Pulling the Ending out of my Arse

Clearing the detritus of the party from one corner, I place a bottle of 12-year-old McCallan double barrel and two small snifters on the kitchen table. My old friend, Peter, joined me and after taking a sip the single malt, opened a copy of my book I had given him for Christmas. He had not only read it, but to my great delight, had scribbled notes in the margins. It had been more than twenty years since anyone outside my household had so thoroughly reviewed my writing, and I was looking forward to hearing his thoughts.

Peter’s review was insightful. He pointed out a number of things that I hand not even considered, such as my choice of automobiles did not always fit the time-period, or the fact that a business card had been found on an otherwise naked body. (Talk about a thorough search!) He was kind enough to point out several scenes that he considered to be especially well written.

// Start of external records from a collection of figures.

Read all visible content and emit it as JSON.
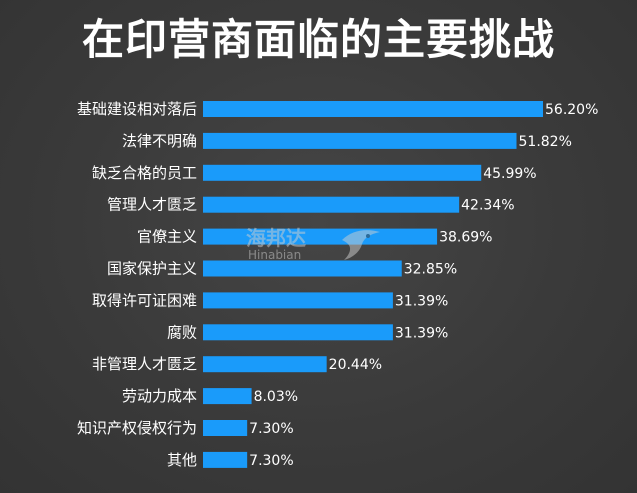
{
  "chart_data": {
    "type": "bar",
    "orientation": "horizontal",
    "title": "在印营商面临的主要挑战",
    "categories": [
      "基础建设相对落后",
      "法律不明确",
      "缺乏合格的员工",
      "管理人才匮乏",
      "官僚主义",
      "国家保护主义",
      "取得许可证困难",
      "腐败",
      "非管理人才匮乏",
      "劳动力成本",
      "知识产权侵权行为",
      "其他"
    ],
    "values": [
      56.2,
      51.82,
      45.99,
      42.34,
      38.69,
      32.85,
      31.39,
      31.39,
      20.44,
      8.03,
      7.3,
      7.3
    ],
    "value_labels": [
      "56.20%",
      "51.82%",
      "45.99%",
      "42.34%",
      "38.69%",
      "32.85%",
      "31.39%",
      "31.39%",
      "20.44%",
      "8.03%",
      "7.30%",
      "7.30%"
    ],
    "xlim": [
      0,
      56.2
    ],
    "grid": false,
    "bar_color": "#1a9bfa"
  },
  "watermark": {
    "text_cn": "海邦达",
    "text_en": "Hinabian"
  }
}
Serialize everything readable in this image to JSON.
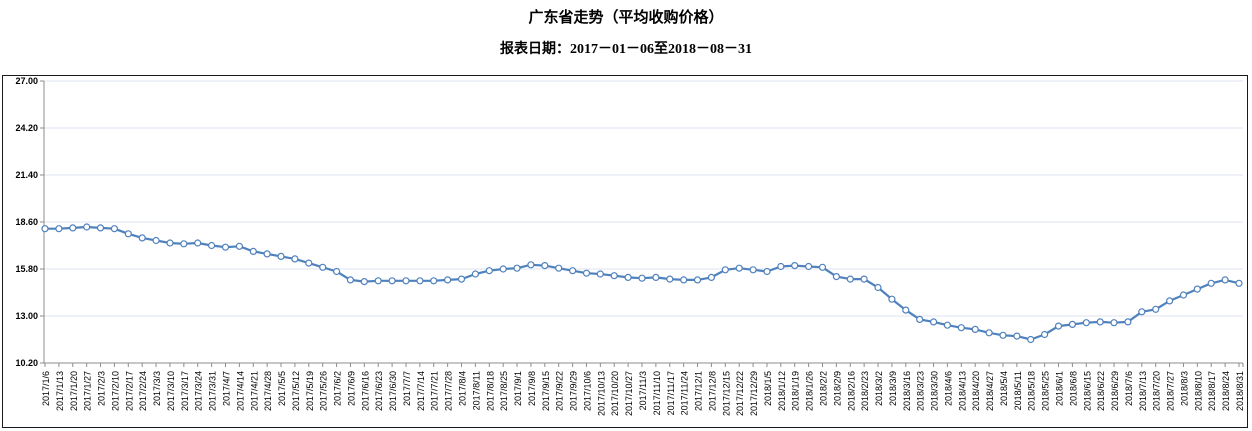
{
  "title": "广东省走势（平均收购价格）",
  "subtitle": "报表日期：2017－01－06至2018－08－31",
  "chart_data": {
    "type": "line",
    "title": "广东省走势（平均收购价格）",
    "subtitle": "报表日期：2017－01－06至2018－08－31",
    "xlabel": "",
    "ylabel": "",
    "ylim": [
      10.2,
      27.0
    ],
    "y_ticks": [
      10.2,
      13.0,
      15.8,
      18.6,
      21.4,
      24.2,
      27.0
    ],
    "y_tick_labels": [
      "10.20",
      "13.00",
      "15.80",
      "18.60",
      "21.40",
      "24.20",
      "27.00"
    ],
    "grid": "horizontal",
    "legend": "none",
    "x": [
      "2017/1/6",
      "2017/1/13",
      "2017/1/20",
      "2017/1/27",
      "2017/2/3",
      "2017/2/10",
      "2017/2/17",
      "2017/2/24",
      "2017/3/3",
      "2017/3/10",
      "2017/3/17",
      "2017/3/24",
      "2017/3/31",
      "2017/4/7",
      "2017/4/14",
      "2017/4/21",
      "2017/4/28",
      "2017/5/5",
      "2017/5/12",
      "2017/5/19",
      "2017/5/26",
      "2017/6/2",
      "2017/6/9",
      "2017/6/16",
      "2017/6/23",
      "2017/6/30",
      "2017/7/7",
      "2017/7/14",
      "2017/7/21",
      "2017/7/28",
      "2017/8/4",
      "2017/8/11",
      "2017/8/18",
      "2017/8/25",
      "2017/9/1",
      "2017/9/8",
      "2017/9/15",
      "2017/9/22",
      "2017/9/29",
      "2017/10/6",
      "2017/10/13",
      "2017/10/20",
      "2017/10/27",
      "2017/11/3",
      "2017/11/10",
      "2017/11/17",
      "2017/11/24",
      "2017/12/1",
      "2017/12/8",
      "2017/12/15",
      "2017/12/22",
      "2017/12/29",
      "2018/1/5",
      "2018/1/12",
      "2018/1/19",
      "2018/1/26",
      "2018/2/2",
      "2018/2/9",
      "2018/2/16",
      "2018/2/23",
      "2018/3/2",
      "2018/3/9",
      "2018/3/16",
      "2018/3/23",
      "2018/3/30",
      "2018/4/6",
      "2018/4/13",
      "2018/4/20",
      "2018/4/27",
      "2018/5/4",
      "2018/5/11",
      "2018/5/18",
      "2018/5/25",
      "2018/6/1",
      "2018/6/8",
      "2018/6/15",
      "2018/6/22",
      "2018/6/29",
      "2018/7/6",
      "2018/7/13",
      "2018/7/20",
      "2018/7/27",
      "2018/8/3",
      "2018/8/10",
      "2018/8/17",
      "2018/8/24",
      "2018/8/31"
    ],
    "values": [
      18.2,
      18.2,
      18.25,
      18.3,
      18.25,
      18.2,
      17.9,
      17.65,
      17.5,
      17.35,
      17.3,
      17.35,
      17.2,
      17.1,
      17.15,
      16.85,
      16.7,
      16.55,
      16.4,
      16.15,
      15.9,
      15.65,
      15.15,
      15.05,
      15.1,
      15.1,
      15.1,
      15.1,
      15.1,
      15.15,
      15.2,
      15.5,
      15.7,
      15.8,
      15.85,
      16.05,
      16.0,
      15.85,
      15.7,
      15.55,
      15.5,
      15.4,
      15.3,
      15.25,
      15.3,
      15.2,
      15.15,
      15.15,
      15.3,
      15.75,
      15.85,
      15.75,
      15.65,
      15.95,
      16.0,
      15.95,
      15.9,
      15.35,
      15.2,
      15.2,
      14.7,
      14.0,
      13.35,
      12.8,
      12.65,
      12.45,
      12.3,
      12.2,
      12.0,
      11.85,
      11.8,
      11.6,
      11.9,
      12.4,
      12.5,
      12.6,
      12.65,
      12.6,
      12.65,
      13.25,
      13.4,
      13.9,
      14.25,
      14.6,
      14.95,
      15.15,
      14.95
    ],
    "line_color": "#4f81bd",
    "marker": "circle-open",
    "marker_fill": "#ffffff",
    "grid_color": "#dce6f1",
    "axis_color": "#8c8c8c",
    "frame_border_color": "#1a1a1a",
    "text_color": "#000000"
  }
}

He concluded by point out one especially egregious error, one that I was painfully aware of. “Patrick,” he said. “I liked your story, and for the most part you did a good job, but you shouldn’t have just pulled the ending out of your arse.” I can always rely in Peter to give me the unvarnished truth. He liked the ending, but correctly pointed out that I had neglected to give the reader any hints — no foreshadowing, no little tidbits they could look back upon and say, “Oh yea”.

A friendly, well-read critic who is willing to give you a frank review of your work is to be treasured. Be sure to thank them by improving your writing and, oh yes, when you offer them a wee drop of the craythur, make sure it’s top shelf.